As fintechs revolucionaram o sistema financeiro nacional nos últimos anos e passaram a ocupar um espaço central na vida econômica do País. Foram responsáveis por incluir dezenas de milhões de pessoas no sistema, oferecer crédito de forma mais acessível e estimular a inovação.

Tudo correu rápido e, como costuma acontecer, regulação e inovação foram se ajustando com base em uma agenda de competitividade liderada pelo Banco Central.

Na semana passada, vimos a deflagração de uma das maiores operações de combate ao crime organizado no Brasil, com o envolvimento de empresas que também se autodenominavam fintechs. Mas é preciso separar.

Existem instituições clandestinas, que se valem do nome fintech mas se prestam, na verdade, a fins ilícitos e criminosos. E existem as fintechs de verdade, legítimas, estruturadas, seguras e reguladas, que todos os dias atendem milhões de cidadãos e empresas brasileiras. 

A instrução normativa publicada sexta-feira pela Receita Federal, que amplia a obrigatoriedade do envio de informações financeiras pelas fintechs, é muito bem vinda e já era cumprida pelas maiores empresas do setor antes mesmo de ser publicada.

Essa norma, inclusive, era defendida há tempos por entidades representativas, como a Zetta, justamente para aumentar o alcance, a padronização e reduzir margens de dúvida quanto à integridade das operações. 

Cabe lembrar que as fintechs já são reguladas e fiscalizadas por órgãos como Banco Central, CVM e Susep, dependendo da área de atuação. Também já eram, antes da edição desta norma tributária, obrigadas a adotar práticas como identificação e verificação de clientes (KYC), monitoramento de transações suspeitas, comunicação de movimentações atípicas ao Coaf e auditorias periódicas. 

À medida que o crime organizado se reinventa e se aprimora, cumpre também aos reguladores, aos supervisores e às instituições do sistema financeiro fortalecer os mecanismos de controle e fiscalização. A nova instrução normativa soma-se a esse conjunto, determinando que todas as fintechs enviem suas informações financeiras diretamente à Receita no mesmo formato utilizado pelos bancos tradicionais, por meio da e-Financeira.

O desafio é não cair na armadilha da generalização. Há uma diferença clara entre empresas clandestinas, que usam indevidamente o termo fintech para mascarar atividades ilícitas, e aquelas reguladas, que incluíram a população de baixa renda e modernizaram o acesso a serviços financeiros. Confundir as duas categorias ameaça a confiança pública, gera insegurança e coloca em risco conquistas valiosas da sociedade brasileira, como a bancarização, inovação e competitividade. 

Não podemos nos esquecer também dos benefícios trazidos pelo aumento da concorrência.

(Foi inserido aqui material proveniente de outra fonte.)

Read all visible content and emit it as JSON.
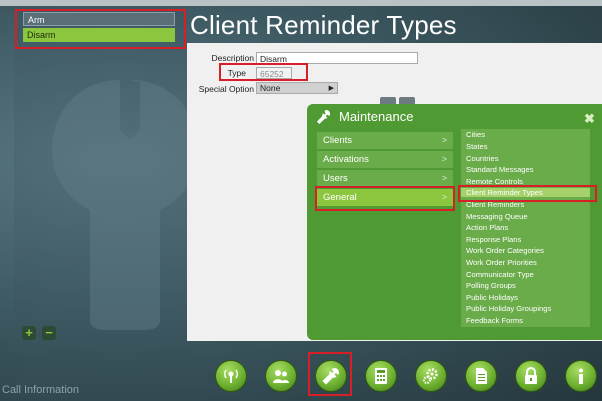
{
  "page_title": "Client Reminder Types",
  "list": {
    "items": [
      {
        "label": "Arm",
        "selected": false
      },
      {
        "label": "Disarm",
        "selected": true
      }
    ]
  },
  "form": {
    "description": {
      "label": "Description",
      "value": "Disarm"
    },
    "type": {
      "label": "Type",
      "value": "65252"
    },
    "special_option": {
      "label": "Special Option",
      "value": "None"
    }
  },
  "maintenance": {
    "title": "Maintenance",
    "close_label": "✖",
    "categories": [
      {
        "label": "Clients",
        "chevron": ">"
      },
      {
        "label": "Activations",
        "chevron": ">"
      },
      {
        "label": "Users",
        "chevron": ">"
      },
      {
        "label": "General",
        "chevron": ">",
        "active": true
      }
    ],
    "general_items": [
      "Cities",
      "States",
      "Countries",
      "Standard Messages",
      "Remote Controls",
      "Client Reminder Types",
      "Client Reminders",
      "Messaging Queue",
      "Action Plans",
      "Response Plans",
      "Work Order Categories",
      "Work Order Priorities",
      "Communicator Type",
      "Polling Groups",
      "Public Holidays",
      "Public Holiday Groupings",
      "Feedback Forms"
    ]
  },
  "footer": {
    "text": "Call Information"
  },
  "dock": {
    "buttons": [
      "satellite-icon",
      "users-icon",
      "wrench-icon",
      "calculator-icon",
      "gears-icon",
      "document-icon",
      "lock-icon",
      "info-icon"
    ]
  },
  "side_controls": {
    "add": "+",
    "remove": "−"
  },
  "colors": {
    "accent_green": "#8cc63f",
    "panel_green": "#4f9a32",
    "highlight_red": "#d61f26"
  }
}
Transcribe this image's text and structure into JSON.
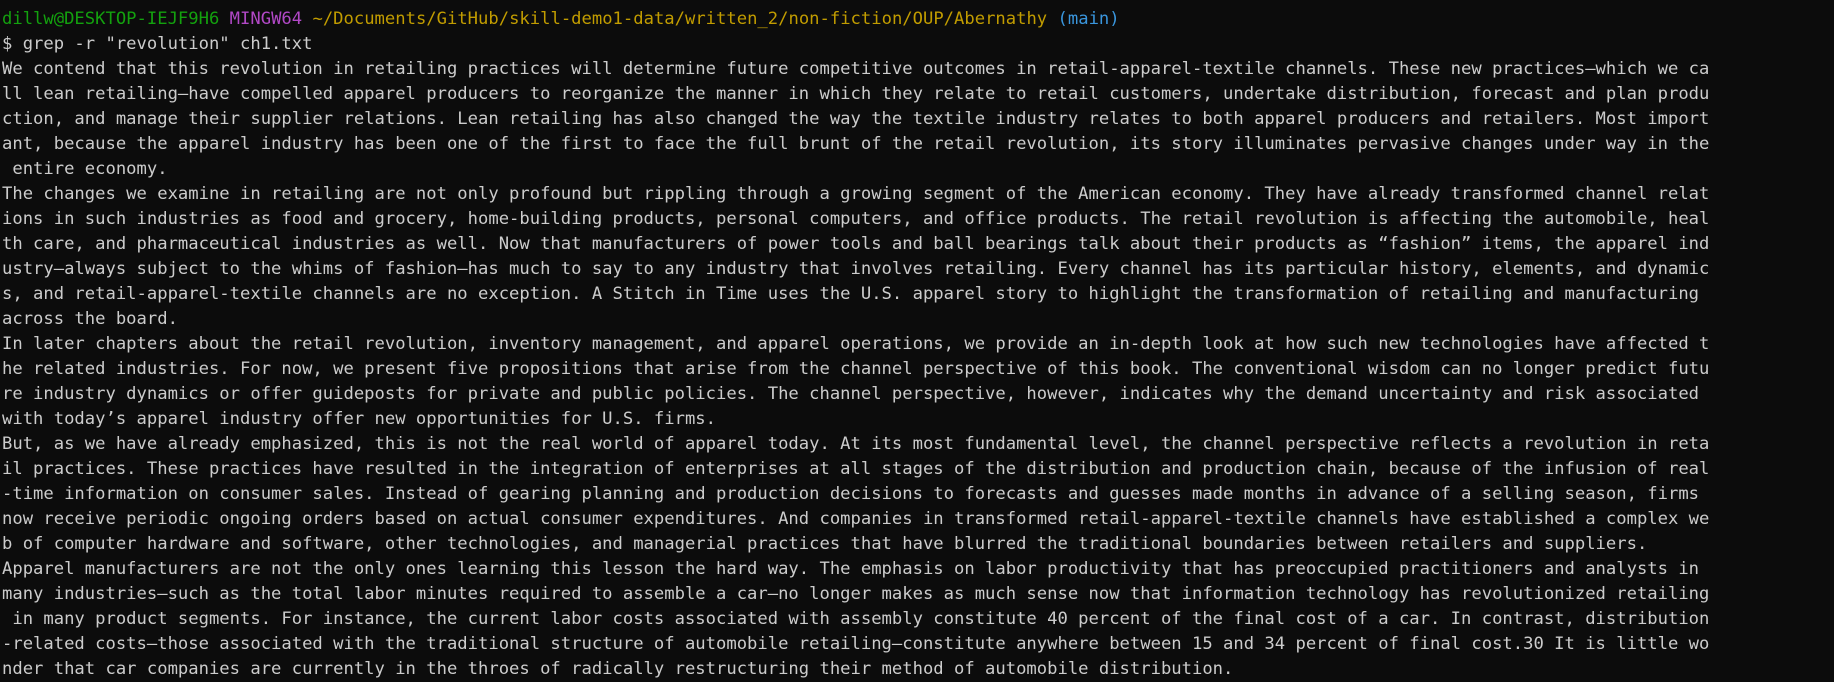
{
  "prompt": {
    "user_host": "dillw@DESKTOP-IEJF9H6",
    "shell": "MINGW64",
    "path": "~/Documents/GitHub/skill-demo1-data/written_2/non-fiction/OUP/Abernathy",
    "branch": "(main)",
    "command": "$ grep -r \"revolution\" ch1.txt"
  },
  "output_lines": [
    "We contend that this revolution in retailing practices will determine future competitive outcomes in retail-apparel-textile channels. These new practices—which we ca",
    "ll lean retailing—have compelled apparel producers to reorganize the manner in which they relate to retail customers, undertake distribution, forecast and plan produ",
    "ction, and manage their supplier relations. Lean retailing has also changed the way the textile industry relates to both apparel producers and retailers. Most import",
    "ant, because the apparel industry has been one of the first to face the full brunt of the retail revolution, its story illuminates pervasive changes under way in the",
    " entire economy.",
    "The changes we examine in retailing are not only profound but rippling through a growing segment of the American economy. They have already transformed channel relat",
    "ions in such industries as food and grocery, home-building products, personal computers, and office products. The retail revolution is affecting the automobile, heal",
    "th care, and pharmaceutical industries as well. Now that manufacturers of power tools and ball bearings talk about their products as “fashion” items, the apparel ind",
    "ustry—always subject to the whims of fashion—has much to say to any industry that involves retailing. Every channel has its particular history, elements, and dynamic",
    "s, and retail-apparel-textile channels are no exception. A Stitch in Time uses the U.S. apparel story to highlight the transformation of retailing and manufacturing",
    "across the board.",
    "In later chapters about the retail revolution, inventory management, and apparel operations, we provide an in-depth look at how such new technologies have affected t",
    "he related industries. For now, we present five propositions that arise from the channel perspective of this book. The conventional wisdom can no longer predict futu",
    "re industry dynamics or offer guideposts for private and public policies. The channel perspective, however, indicates why the demand uncertainty and risk associated",
    "with today’s apparel industry offer new opportunities for U.S. firms.",
    "But, as we have already emphasized, this is not the real world of apparel today. At its most fundamental level, the channel perspective reflects a revolution in reta",
    "il practices. These practices have resulted in the integration of enterprises at all stages of the distribution and production chain, because of the infusion of real",
    "-time information on consumer sales. Instead of gearing planning and production decisions to forecasts and guesses made months in advance of a selling season, firms",
    "now receive periodic ongoing orders based on actual consumer expenditures. And companies in transformed retail-apparel-textile channels have established a complex we",
    "b of computer hardware and software, other technologies, and managerial practices that have blurred the traditional boundaries between retailers and suppliers.",
    "Apparel manufacturers are not the only ones learning this lesson the hard way. The emphasis on labor productivity that has preoccupied practitioners and analysts in",
    "many industries—such as the total labor minutes required to assemble a car—no longer makes as much sense now that information technology has revolutionized retailing",
    " in many product segments. For instance, the current labor costs associated with assembly constitute 40 percent of the final cost of a car. In contrast, distribution",
    "-related costs—those associated with the traditional structure of automobile retailing—constitute anywhere between 15 and 34 percent of final cost.30 It is little wo",
    "nder that car companies are currently in the throes of radically restructuring their method of automobile distribution."
  ],
  "colors": {
    "background": "#0c0c0c",
    "text": "#cccccc",
    "user_host": "#13a10e",
    "shell": "#b148c6",
    "path": "#c19c00",
    "branch": "#3a96dd"
  }
}
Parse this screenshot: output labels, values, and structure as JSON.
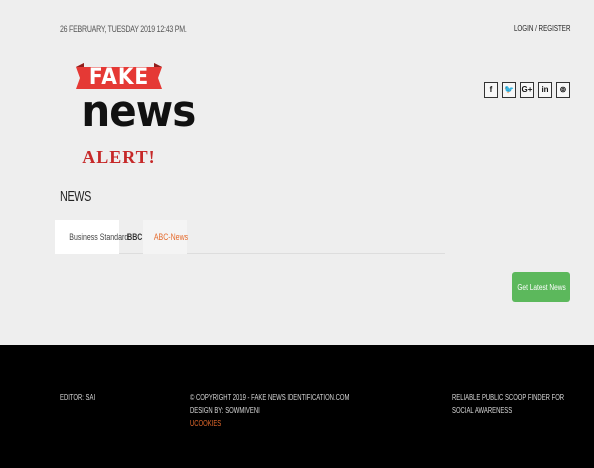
{
  "header": {
    "datetime": "26 FEBRUARY, TUESDAY 2019 12:43 PM.",
    "login_register": "LOGIN / REGISTER"
  },
  "logo": {
    "top_text": "FAKE",
    "main_text": "news",
    "bottom_text": "ALERT!",
    "colors": {
      "banner": "#e53935",
      "main": "#111111",
      "bottom": "#c62828"
    }
  },
  "social": [
    {
      "label": "f",
      "icon": "facebook-icon"
    },
    {
      "label": "🐦",
      "icon": "twitter-icon"
    },
    {
      "label": "G+",
      "icon": "google-plus-icon"
    },
    {
      "label": "in",
      "icon": "linkedin-icon"
    },
    {
      "label": "⊚",
      "icon": "pinterest-icon"
    }
  ],
  "section": {
    "title": "NEWS"
  },
  "tabs": [
    {
      "label": "Business Standard"
    },
    {
      "label": "BBC"
    },
    {
      "label": "ABC-News"
    }
  ],
  "actions": {
    "get_latest_label": "Get Latest News",
    "accent": "#5cb85c"
  },
  "footer": {
    "editor": "EDITOR: SAI",
    "copyright": "© COPYRIGHT 2019 - FAKE NEWS IDENTIFICATION.COM",
    "design": "DESIGN BY: SOWMIVENI",
    "brand": "UCOOKIES",
    "tagline_line1": "RELIABLE PUBLIC SCOOP FINDER FOR",
    "tagline_line2": "SOCIAL AWARENESS",
    "brand_color": "#e56a2c"
  }
}
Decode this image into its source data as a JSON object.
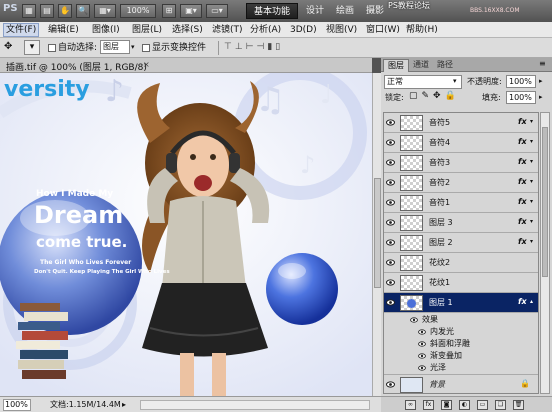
{
  "titlebar": {
    "logo": "PS",
    "zoom": "100%",
    "workspace_active": "基本功能",
    "workspaces": [
      "设计",
      "绘画",
      "摄影"
    ],
    "watermark": "PS教程论坛",
    "watermark_url": "BBS.16XX8.COM"
  },
  "menu": [
    "文件(F)",
    "编辑(E)",
    "图像(I)",
    "图层(L)",
    "选择(S)",
    "滤镜(T)",
    "分析(A)",
    "3D(D)",
    "视图(V)",
    "窗口(W)",
    "帮助(H)"
  ],
  "options": {
    "auto_select_label": "自动选择:",
    "auto_select_value": "图层",
    "show_transform_label": "显示变换控件"
  },
  "document": {
    "tab_title": "插画.tif @ 100% (图层 1, RGB/8)",
    "close": "×"
  },
  "canvas": {
    "university": "versity",
    "small_lines": [
      "How I Made My",
      "Dream",
      "come true."
    ],
    "tagline1": "The Girl Who Lives Forever",
    "tagline2": "Don't Quit. Keep Playing The Girl Who Lives"
  },
  "status": {
    "zoom": "100%",
    "doc_info": "文档:1.15M/14.4M"
  },
  "panel": {
    "tabs": [
      "图层",
      "通道",
      "路径"
    ],
    "blend_mode": "正常",
    "opacity_label": "不透明度:",
    "opacity": "100%",
    "lock_label": "锁定:",
    "fill_label": "填充:",
    "fill": "100%",
    "layers": [
      {
        "name": "音符5",
        "fx": "fx"
      },
      {
        "name": "音符4",
        "fx": "fx"
      },
      {
        "name": "音符3",
        "fx": "fx"
      },
      {
        "name": "音符2",
        "fx": "fx"
      },
      {
        "name": "音符1",
        "fx": "fx"
      },
      {
        "name": "图层 3",
        "fx": "fx"
      },
      {
        "name": "图层 2",
        "fx": "fx"
      },
      {
        "name": "花纹2",
        "fx": ""
      },
      {
        "name": "花纹1",
        "fx": ""
      },
      {
        "name": "图层 1",
        "fx": "fx",
        "selected": true
      }
    ],
    "effects_label": "效果",
    "effects": [
      "内发光",
      "斜面和浮雕",
      "渐变叠加",
      "光泽"
    ],
    "background": "背景"
  },
  "colors": {
    "selected_layer": "#0a2464",
    "accent_blue": "#2f5dc8"
  }
}
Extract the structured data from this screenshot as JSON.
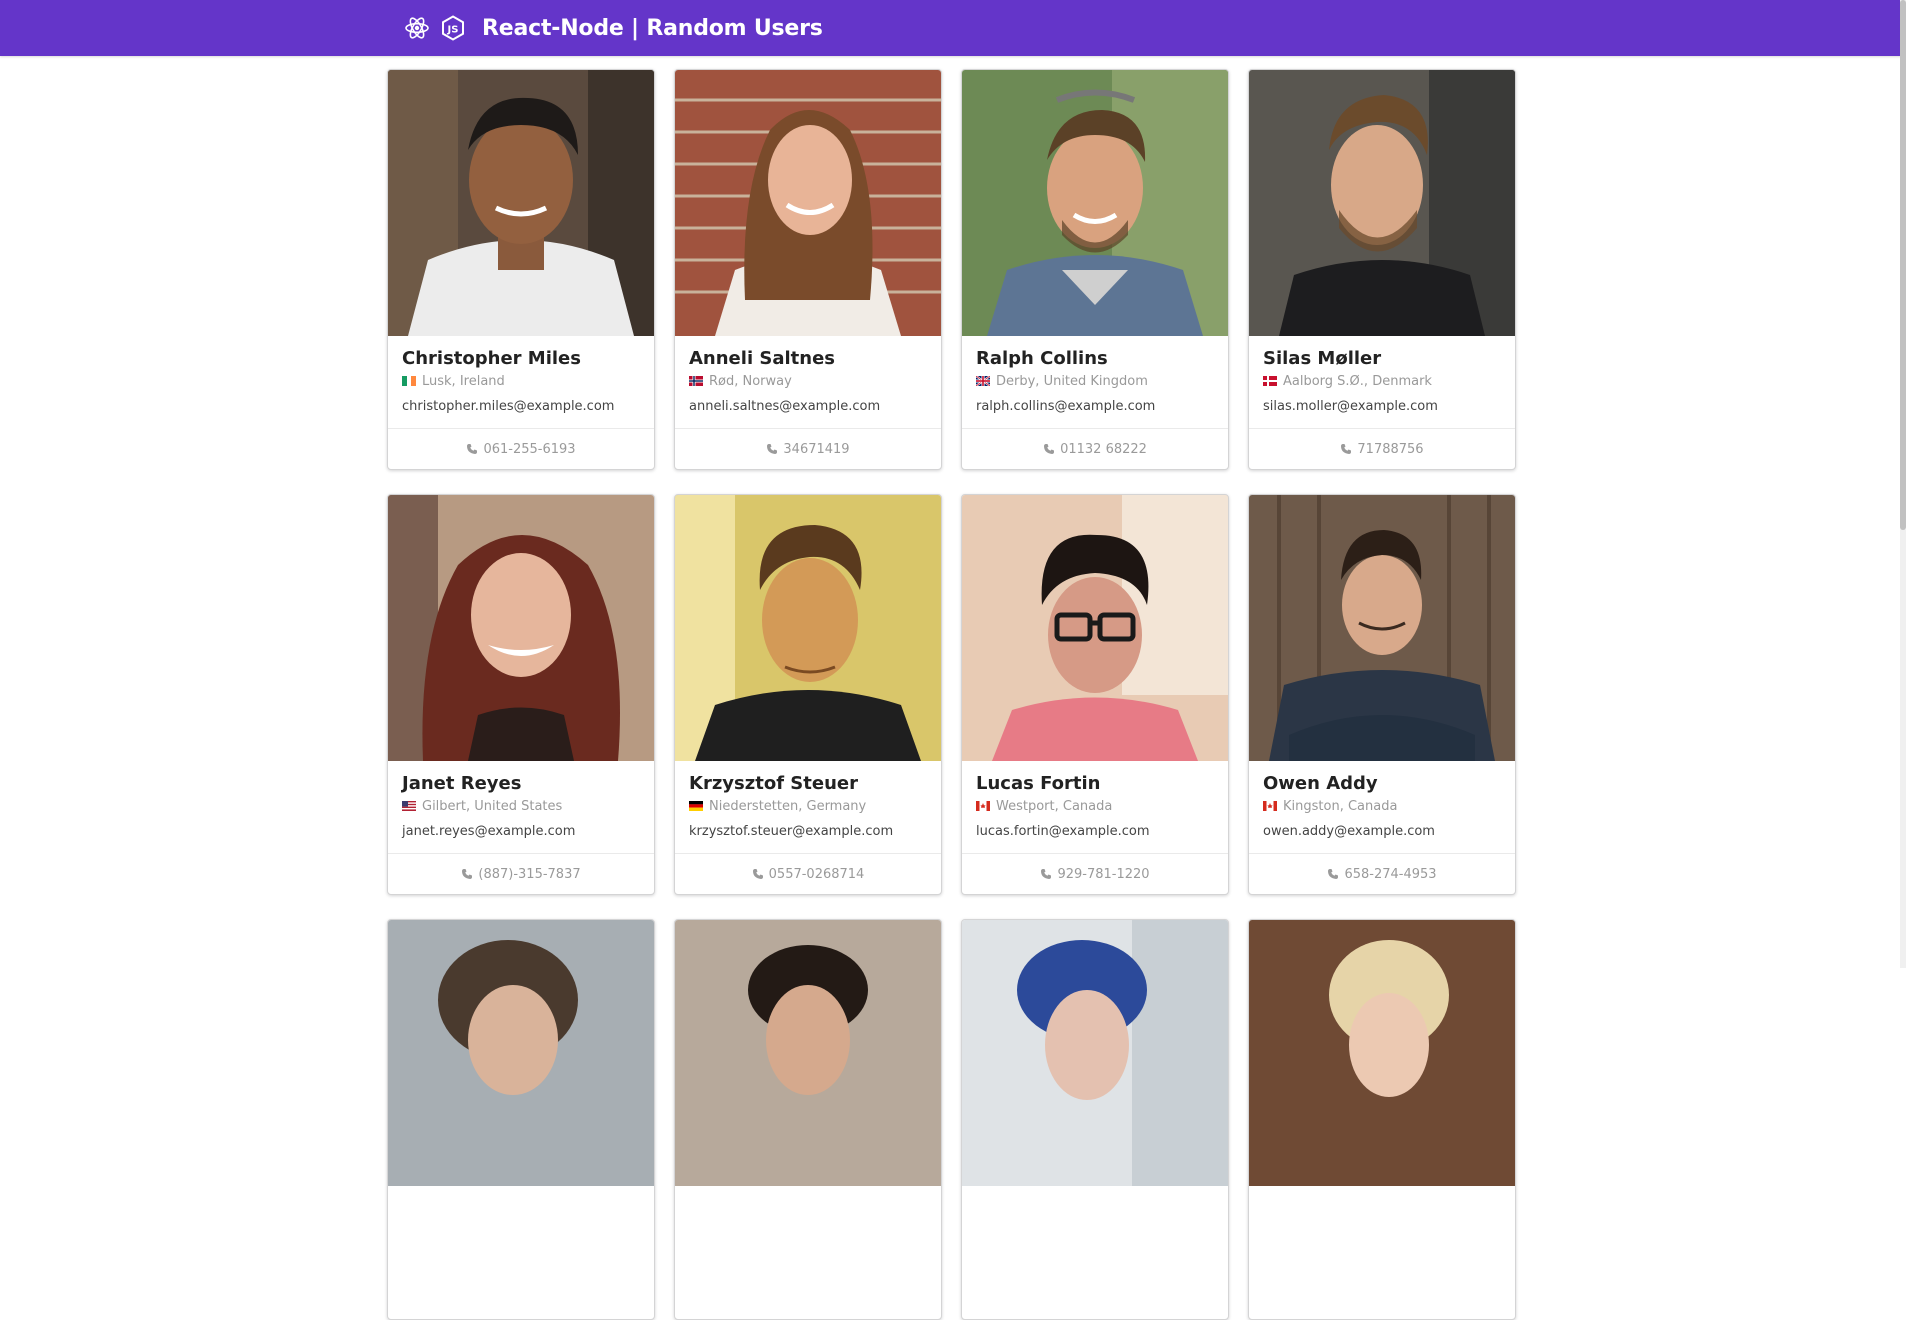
{
  "header": {
    "title": "React-Node | Random Users",
    "react_icon": "react-icon",
    "node_icon": "nodejs-icon",
    "bg_color": "#6435c9"
  },
  "users": [
    {
      "name": "Christopher Miles",
      "location": "Lusk, Ireland",
      "flag": "ireland-flag",
      "email": "christopher.miles@example.com",
      "phone": "061-255-6193"
    },
    {
      "name": "Anneli Saltnes",
      "location": "Rød, Norway",
      "flag": "norway-flag",
      "email": "anneli.saltnes@example.com",
      "phone": "34671419"
    },
    {
      "name": "Ralph Collins",
      "location": "Derby, United Kingdom",
      "flag": "uk-flag",
      "email": "ralph.collins@example.com",
      "phone": "01132 68222"
    },
    {
      "name": "Silas Møller",
      "location": "Aalborg S.Ø., Denmark",
      "flag": "denmark-flag",
      "email": "silas.moller@example.com",
      "phone": "71788756"
    },
    {
      "name": "Janet Reyes",
      "location": "Gilbert, United States",
      "flag": "usa-flag",
      "email": "janet.reyes@example.com",
      "phone": "(887)-315-7837"
    },
    {
      "name": "Krzysztof Steuer",
      "location": "Niederstetten, Germany",
      "flag": "germany-flag",
      "email": "krzysztof.steuer@example.com",
      "phone": "0557-0268714"
    },
    {
      "name": "Lucas Fortin",
      "location": "Westport, Canada",
      "flag": "canada-flag",
      "email": "lucas.fortin@example.com",
      "phone": "929-781-1220"
    },
    {
      "name": "Owen Addy",
      "location": "Kingston, Canada",
      "flag": "canada-flag",
      "email": "owen.addy@example.com",
      "phone": "658-274-4953"
    }
  ]
}
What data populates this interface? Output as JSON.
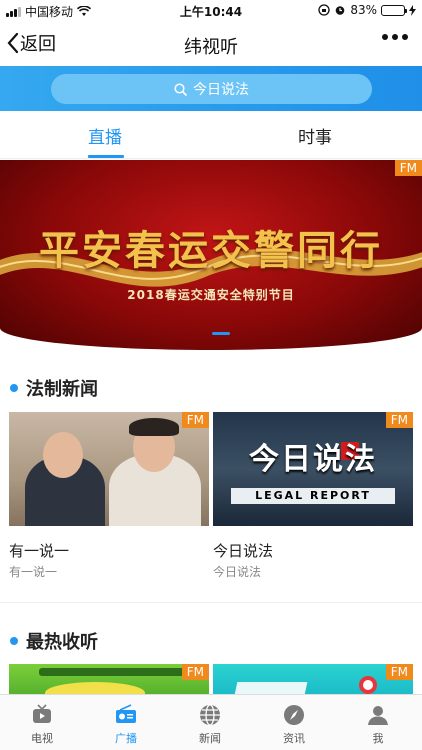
{
  "status_bar": {
    "carrier": "中国移动",
    "time": "上午10:44",
    "battery": "83%",
    "battery_level": 0.83
  },
  "nav": {
    "back_label": "返回",
    "title": "纬视听"
  },
  "search": {
    "placeholder": "今日说法"
  },
  "tabs": [
    {
      "label": "直播",
      "active": true
    },
    {
      "label": "时事",
      "active": false
    }
  ],
  "banner": {
    "title": "平安春运交警同行",
    "subtitle": "2018春运交通安全特别节目",
    "badge": "FM"
  },
  "sections": [
    {
      "title": "法制新闻",
      "cards": [
        {
          "title": "有一说一",
          "subtitle": "有一说一",
          "badge": "FM"
        },
        {
          "title": "今日说法",
          "subtitle": "今日说法",
          "badge": "FM",
          "thumb_text": "今日说法",
          "thumb_subtext": "LEGAL REPORT"
        }
      ]
    },
    {
      "title": "最热收听",
      "cards": [
        {
          "badge": "FM"
        },
        {
          "badge": "FM"
        }
      ]
    }
  ],
  "tab_bar": [
    {
      "label": "电视",
      "icon": "tv-icon",
      "active": false
    },
    {
      "label": "广播",
      "icon": "radio-icon",
      "active": true
    },
    {
      "label": "新闻",
      "icon": "globe-icon",
      "active": false
    },
    {
      "label": "资讯",
      "icon": "compass-icon",
      "active": false
    },
    {
      "label": "我",
      "icon": "user-icon",
      "active": false
    }
  ],
  "colors": {
    "accent": "#2196f3",
    "badge": "#f08a1d",
    "search_band": "#35a8f0"
  }
}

Com a abertura do setor financeiro para entrantes com modelos de negócio mais modernos, o Brasil ultrapassou a marca de 200 milhões de pessoas com alguma conta ativa, uma alta de 130% em 20 anos, e houve uma queda de 36,8% nas tarifas pagas pelos clientes para ter acesso ao sistema financeiro. 

Para que a regulação seja efetiva, também é urgente fortalecer a capacidade de supervisão do BC. A agenda regulatória cresceu nos últimos anos, mas o quadro de servidores diminuiu sensivelmente. Apesar de sua elevada qualidade técnica e competência, sem recursos humanos e orçamentários adequados, a autoridade monetária pode não acompanhar o ritmo das suas próprias atribuições. 

As fintechs são um ativo estratégico para o Brasil. Reforçar seu papel na prevenção a ilícitos e expurgar os maus atores é necessário, mas sem abrir espaço para narrativas que confundem empresas criminosas com um ecossistema sólido, regulado e fundamental para o desenvolvimento do País.

Eduardo Lopes é presidente da Zetta, uma associação que representa as fintechs no Brasil.